We used rate limits to precisely control how many app launches we simulated in parallel. This let us slowly ramp up testing, starting with a small amount of extra load and slowly edging up toward our target, fixing problems along the way.

We used shadow traffic to add a different kind of load

Load testing is great for inducing lots of load for small periods of time. But we also wanted to test the tweaks and improvements we’d made to our platform over longer periods like days and weeks. So as well as our load testing framework for creating fake load, we also built a system that would duplicate a percentage of real user requests. This is called “shadow traffic” because the duplicate requests are made in the background, right after the real request has been processed.

We picked idempotent requests (requests which would be repeated without changing any state) and modified our edge servers to repeat these requests in the background (in the shadows). Immediately after the request was fulfilled, our edge handler would repeat traffic up to a number of times.

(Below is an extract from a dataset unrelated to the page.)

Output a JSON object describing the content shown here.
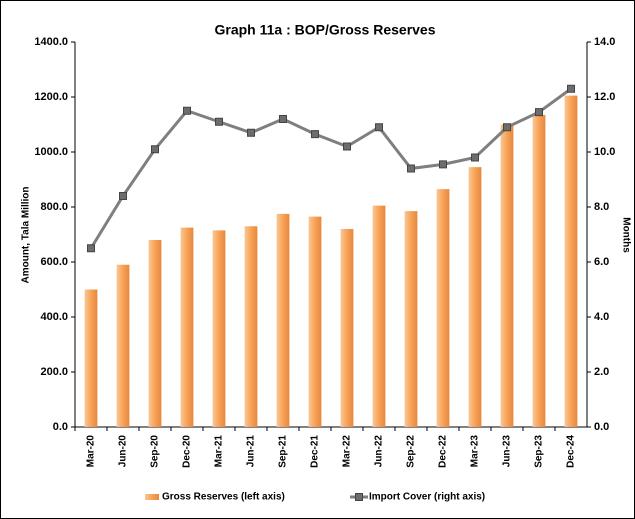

If our platform saw that the shadow traffic was impacting real traffic, we added safeguards that would exponentially back-off, and eventually drop the shadow traffic entirely.

So we could separate out the extra load in our metrics, we also propagated special headers throughout all the servers involved in handling a request, to let them know it was shadow traffic.

Our tests convinced us we were ready

Both load testing and shadow traffic were very useful for preparing our systems for crowdfunding.

It helped us figure out exactly which systems we needed to scale up to cope with the extra load, and make sure that scaling them up was the only thing that we needed to do. For example, we found that some of our systems didn’t scale as well as we thought they would, and we needed to optimise them before we could scale further. The fake load also helped us focus on the right areas of our code to optimise, and make sure that our optimisations really worked.

A lot of the improvements that we made will have benefits long past crowdfunding: they’ll help us avoid issues in the future as more and more people start using Monzo, and reduce the number of servers we have to run. It’s much better to spot problems during a controlled test, rather than having an outage when we have a spike in demand in the middle of the night!

This work helped us fix load-related problems with our bank before they happened for real, and ultimately gave us the confidence that we could run crowdfunding without breaking the bank!